EMERGING MARKETS ROAR AHEAD Emerging markets are a direct beneficiary of the weaker dollar. The MSCI EM Index of stocks rose for the ninth straight day as an index of developing nation currencies surged the most since March. Commodities exports underpin the economies of many of these nations, and the higher prices for raw materials should give them a boost. For example, Colombia’s peso’s gained 1.51 percent on Wednesday and South Africa’s rand jumped 1.44 percent. To be sure, emerging-market assets were juiced by something unrelated to the dollar: a unanimous decision by a Brazilian appeals court to uphold a graft sentence against former leader Luiz Inacio Lula da Silva, likely preventing the front-runner in presidential opinion polls from seeking election this year. Brazilian stocks soared 3.72 percent while the nation’s currency appreciated 2.85 percent — the most in the world.
STOCKS TAKE A PAUSE Although Mnuchin pointed out the obvious when he said a weaker currency is good for trade, U. S. stock traders didn’t seem to embrace the notion, with the S&P 500 Index halting a three-day rally. Maybe traders are worried the Trump administration’s protectionist push will set off a trade war days after the U. S. slapped tariffs on solar panels and washing machines. Or maybe traders are concerned that foreign investors will find U. S. markets less appealing if the dollar continues to depreciate with the government’s blessing. The S&P 500’s gain of 24.5 percent over the past 12 months shrinks to 7.73 percent for euro-based investors assuming they aren’t hedged. “To the extent that trade is disrupted, it’s probably not good for economies, for U. S. companies and corporations, and would probably put pressure on the rising stock market, » Michael Cuggino, president of the Permanent Portfolio Family of Funds, told Bloomberg News.
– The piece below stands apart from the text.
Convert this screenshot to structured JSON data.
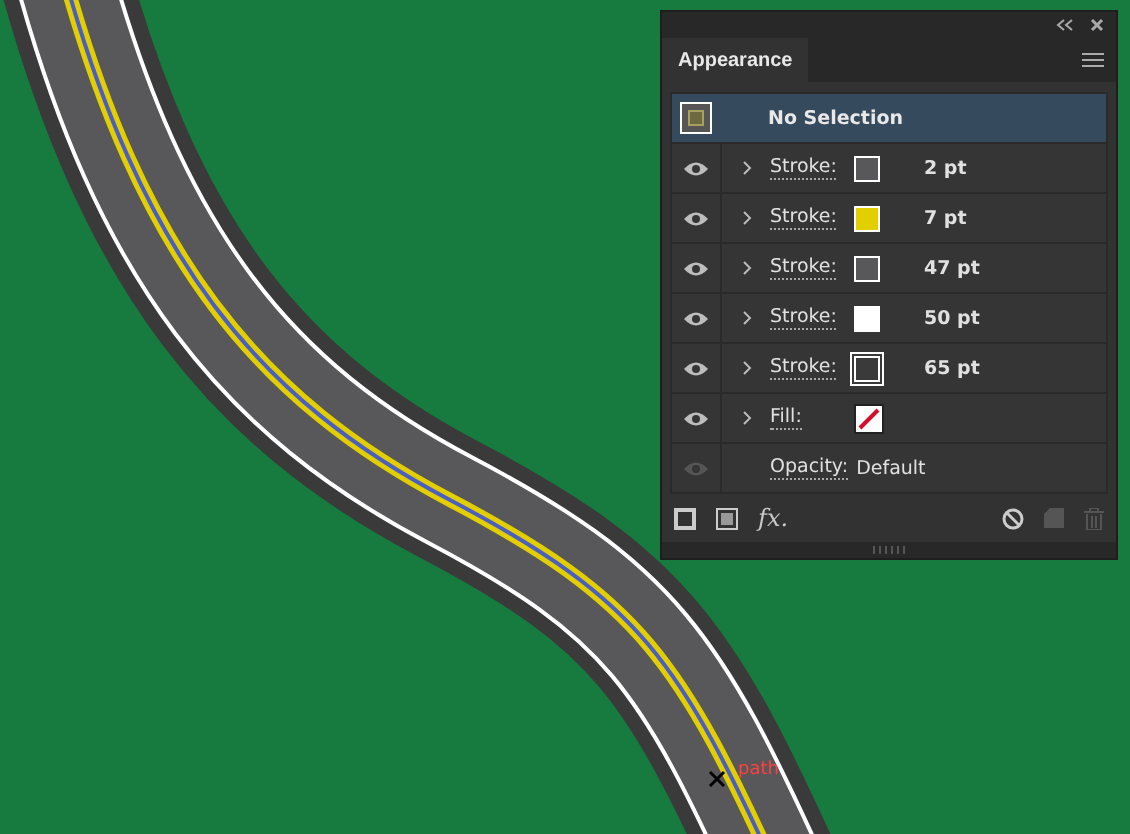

TEA LEAVES All eyes will be on the European Central Bank on Thursday, when it will be wrapping up its first policy meeting of the year. Although no change in monetary policy is expected, investors will be closely watching what ECB President Mario Draghi says about the path forward in terms of bond purchases now that it appears the economy is strong enough to stand on its own. Bloomberg News’ Piotr Skolimowski reports that there’s one question Draghi won’t be able to ignore: Is the euro is too strong for the currency bloc’s health? In the six weeks since the last ECB meeting, the single currency has surged to the highest level against the dollar in more than three years.